The next step of enthronement may or may not occur for a tulku, depending on the circumstances. Enthronement formally invests the tulku with the responsibility of furthering the activities associated with their particular tulku lineage. Thus, if there are specific teachings and practice traditions associated with their lineage, and if there are perhaps monks, nuns, monasteries, retreat centers, lay communities and so forth for which the tulku traditionally takes responsibility, then the tulku is formally vested with those responsibilities at the time of enthronement. In the event that an enthronement ceremony is conducted, it may take place soon after recognition or some years later. If the tulku is too young to assume their responsibilities upon enthronement, others may be entrusted to take on those responsibilities until the tulku is ready.

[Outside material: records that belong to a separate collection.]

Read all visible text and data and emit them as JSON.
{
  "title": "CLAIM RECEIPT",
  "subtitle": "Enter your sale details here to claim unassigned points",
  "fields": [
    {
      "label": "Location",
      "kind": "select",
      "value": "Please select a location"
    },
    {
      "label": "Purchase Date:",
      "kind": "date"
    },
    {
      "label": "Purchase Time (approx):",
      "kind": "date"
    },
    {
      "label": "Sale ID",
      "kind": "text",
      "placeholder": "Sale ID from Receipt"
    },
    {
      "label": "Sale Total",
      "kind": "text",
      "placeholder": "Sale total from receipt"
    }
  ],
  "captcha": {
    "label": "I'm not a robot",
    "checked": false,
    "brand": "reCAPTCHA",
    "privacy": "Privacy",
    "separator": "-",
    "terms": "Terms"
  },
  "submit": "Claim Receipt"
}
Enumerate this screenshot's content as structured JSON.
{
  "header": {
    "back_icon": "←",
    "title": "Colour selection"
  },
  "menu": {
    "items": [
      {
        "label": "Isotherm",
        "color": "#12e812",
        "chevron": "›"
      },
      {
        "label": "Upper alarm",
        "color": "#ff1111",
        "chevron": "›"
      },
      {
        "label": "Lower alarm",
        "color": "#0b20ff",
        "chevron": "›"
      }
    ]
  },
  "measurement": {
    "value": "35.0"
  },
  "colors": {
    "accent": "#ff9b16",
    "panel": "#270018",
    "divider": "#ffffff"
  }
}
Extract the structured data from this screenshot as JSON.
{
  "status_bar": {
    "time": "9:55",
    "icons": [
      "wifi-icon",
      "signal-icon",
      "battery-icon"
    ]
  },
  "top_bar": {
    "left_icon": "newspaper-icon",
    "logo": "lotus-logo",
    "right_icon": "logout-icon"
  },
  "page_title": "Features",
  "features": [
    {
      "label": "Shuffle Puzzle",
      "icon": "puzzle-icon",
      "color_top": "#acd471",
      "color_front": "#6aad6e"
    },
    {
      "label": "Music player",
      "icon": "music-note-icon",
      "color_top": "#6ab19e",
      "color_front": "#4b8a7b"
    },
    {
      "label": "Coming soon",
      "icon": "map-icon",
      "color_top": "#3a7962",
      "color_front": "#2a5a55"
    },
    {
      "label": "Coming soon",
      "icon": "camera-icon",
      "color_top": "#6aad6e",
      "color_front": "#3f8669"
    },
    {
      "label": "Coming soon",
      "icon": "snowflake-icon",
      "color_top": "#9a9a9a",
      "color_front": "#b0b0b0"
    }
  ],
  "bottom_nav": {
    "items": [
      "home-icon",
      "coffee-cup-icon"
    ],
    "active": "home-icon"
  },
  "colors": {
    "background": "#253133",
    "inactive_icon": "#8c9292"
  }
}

Finally, a tulku needs to complete a formal course of training which includes years of study and meditation. This training reawakens the tulku's powers of insight and compassion and develops their skillful means for helping others. It is only after such training that a tulku is ready to take on the role of a teacher.

In the case of Steven Seagal, he has been formally recognized as a tulku, but has not been officially enthroned. He has also not undergone the lengthy process of study and practice necessary to fully realize what I view as his potential for helping others. When I first met him, I felt he had the special qualities of a tulku within him. According to the Great Vehicle (Mahayana) of the Buddhist tradition, all beings have within them the potential for becoming Buddhas. With Steven Seagal I perceived this potential to be particularly strong as accords with being a tulku. In the past, whenever I have met someone that I feel is a tulku, I have always consulted with other masters of the Nyingma lineage such as Dudjom Rinpoche, Dilgo Khyentse Rinpoche and other senior lineage holders. Similarly, after my experience of meeting Steven Seagal, I consulted with another important Nyingma master and with his concurrence, recognized Steven Seagal as a tulku.

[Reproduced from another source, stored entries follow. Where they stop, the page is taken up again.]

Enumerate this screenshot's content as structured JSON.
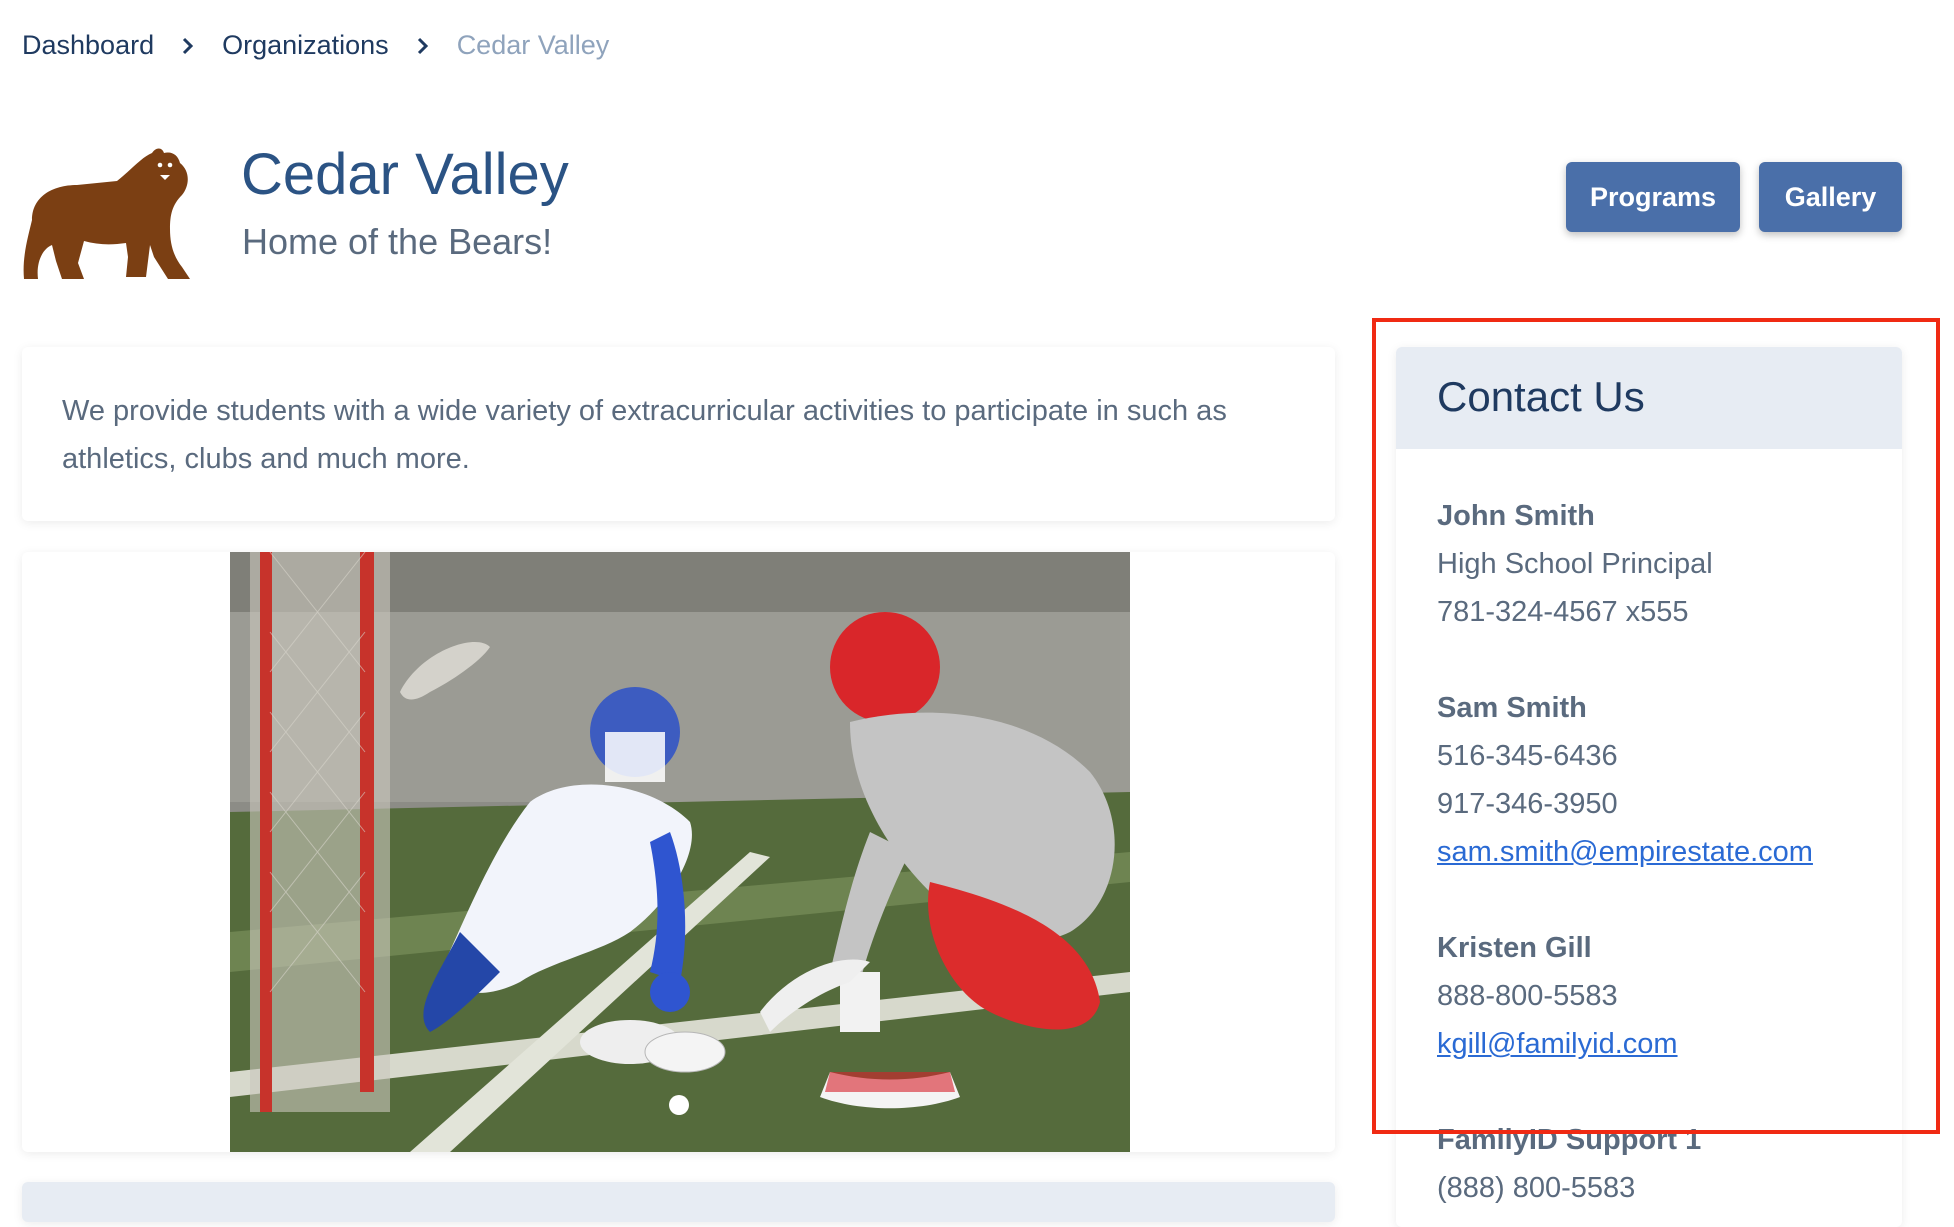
{
  "breadcrumb": {
    "items": [
      "Dashboard",
      "Organizations",
      "Cedar Valley"
    ]
  },
  "organization": {
    "name": "Cedar Valley",
    "tagline": "Home of the Bears!",
    "logo_icon": "bear-icon",
    "description": "We provide students with a wide variety of extracurricular activities to participate in such as athletics, clubs and much more."
  },
  "actions": {
    "programs_label": "Programs",
    "gallery_label": "Gallery"
  },
  "carousel": {
    "active_index": 0,
    "slide_count": 1
  },
  "contact": {
    "title": "Contact Us",
    "people": [
      {
        "name": "John Smith",
        "title": "High School Principal",
        "phone": "781-324-4567 x555"
      },
      {
        "name": "Sam Smith",
        "phone": "516-345-6436",
        "phone2": "917-346-3950",
        "email": "sam.smith@empirestate.com"
      },
      {
        "name": "Kristen Gill",
        "phone": "888-800-5583",
        "email": "kgill@familyid.com"
      },
      {
        "name": "FamilyID Support 1",
        "phone": "(888) 800-5583"
      }
    ]
  },
  "colors": {
    "primary_button": "#4a6fa9",
    "heading": "#2b5384",
    "link": "#2a6ad4",
    "highlight_box": "#f02a13",
    "panel_header": "#e7ecf3",
    "bear": "#7b3f13"
  }
}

With regard to the particular circumstances of Steven Seagal's recognition, while it is generally the case that tulkus are recognized young in life, this is not always so. For example, the great master Jamyang Khyentse Chökyi Lodrö remained unrecognized for many years while he was an ordained monk at Kathok Monastery. He was over 30 years old, perhaps 35, and had completed his monastic education when he was recognized and enthroned as the first reincarnation of Jamyang Khyentse Chökyi Wangpo. In his case, he had devoted his life to study and practice and was thus prepared for taking on the full responsibilities of being a tulku at the time of his recognition.

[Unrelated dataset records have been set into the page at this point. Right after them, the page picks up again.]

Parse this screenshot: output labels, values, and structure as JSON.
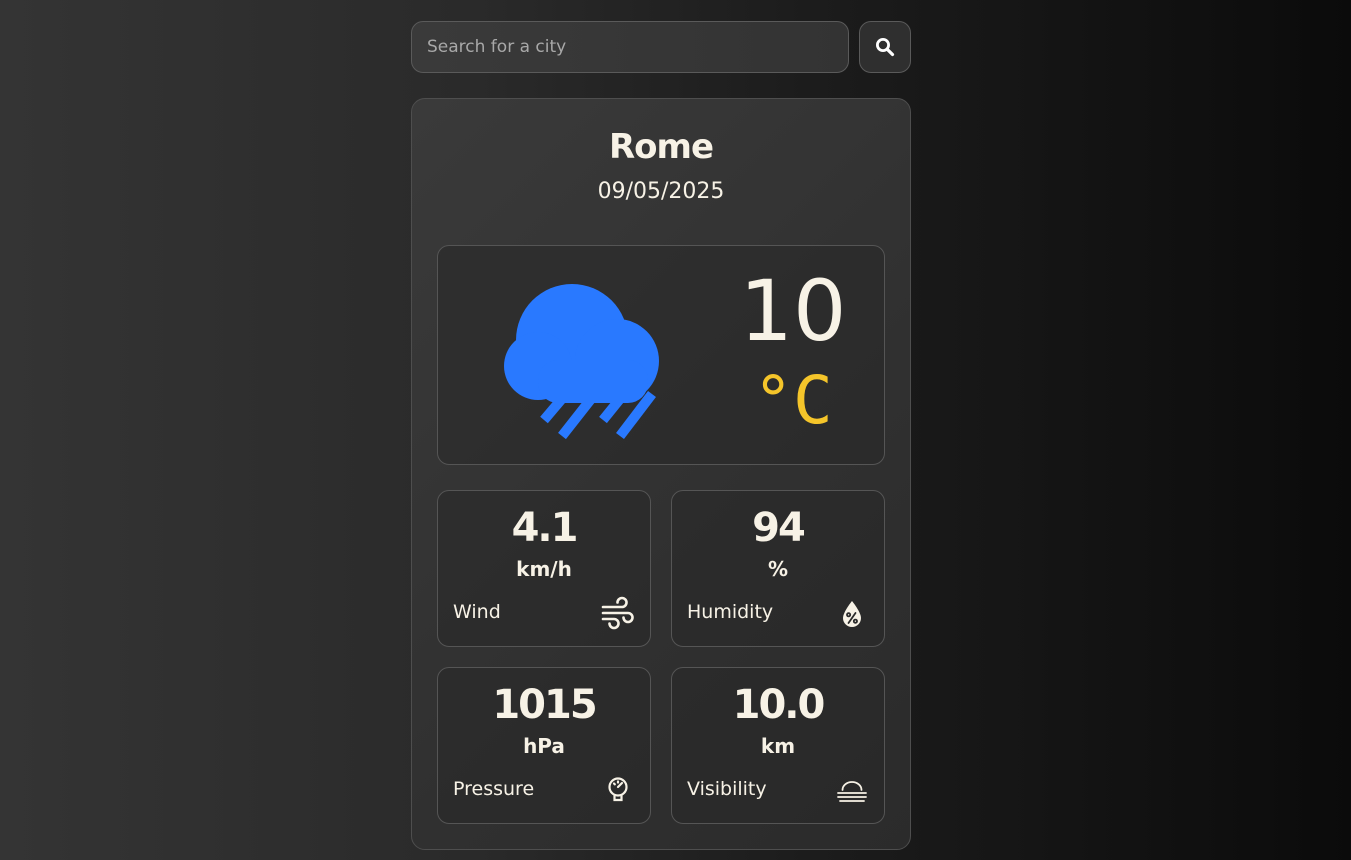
{
  "search": {
    "placeholder": "Search for a city",
    "button_icon": "search-icon"
  },
  "weather": {
    "city": "Rome",
    "date": "09/05/2025",
    "condition_icon": "cloud-rain-icon",
    "temperature": "10",
    "temperature_unit": "°C"
  },
  "stats": {
    "wind": {
      "value": "4.1",
      "unit": "km/h",
      "label": "Wind",
      "icon": "wind-icon"
    },
    "humidity": {
      "value": "94",
      "unit": "%",
      "label": "Humidity",
      "icon": "humidity-drop-icon"
    },
    "pressure": {
      "value": "1015",
      "unit": "hPa",
      "label": "Pressure",
      "icon": "gauge-icon"
    },
    "visibility": {
      "value": "10.0",
      "unit": "km",
      "label": "Visibility",
      "icon": "fog-icon"
    }
  },
  "colors": {
    "rain_icon": "#2979ff",
    "temperature_unit": "#f5c52a",
    "text": "#f7f2e6"
  }
}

Prior to my recognition of Steven Seagal I myself recognized another tulku late in his life. Kalsang Yeshe Rinpoche, a monk originally from the Palyul branch monastery of Shibo in Tibet and later at Namdroling Monastery in India, was recognized and enthroned in 1983 at the age of 51. He too had spent his life studying Buddhism and meditating before he was recognized as a tulku. Because he had cultivated his potential through many years of diligent study and meditation, he was able to become a teacher and is currently the head of our Palyul Center in Singapore. So, in short, in the Tibetan tradition there is nothing unusual about recognizing a tulku late in their life. In fact, the recognition of a tulku who has been born in the West is especially likely to occur later in their lifetime because it will generally take much longer for all the conditions that are necessary for such a recognition to come together.

Steven Seagal has been recognized as a reincarnation of the 17th century hidden treasure revealer (tertön) Chungdrag Dorje (khyung brag rdo rje) of Palyul Monastery. Chungdrag Dorje founded a small monastery called Gegön Gompa near his native village of Phene in the Kutse area of Derge in Eastern Tibet. Though there are no monks there now, the small monastery building still exists and is well known in the area for its beautiful religious wall paintings.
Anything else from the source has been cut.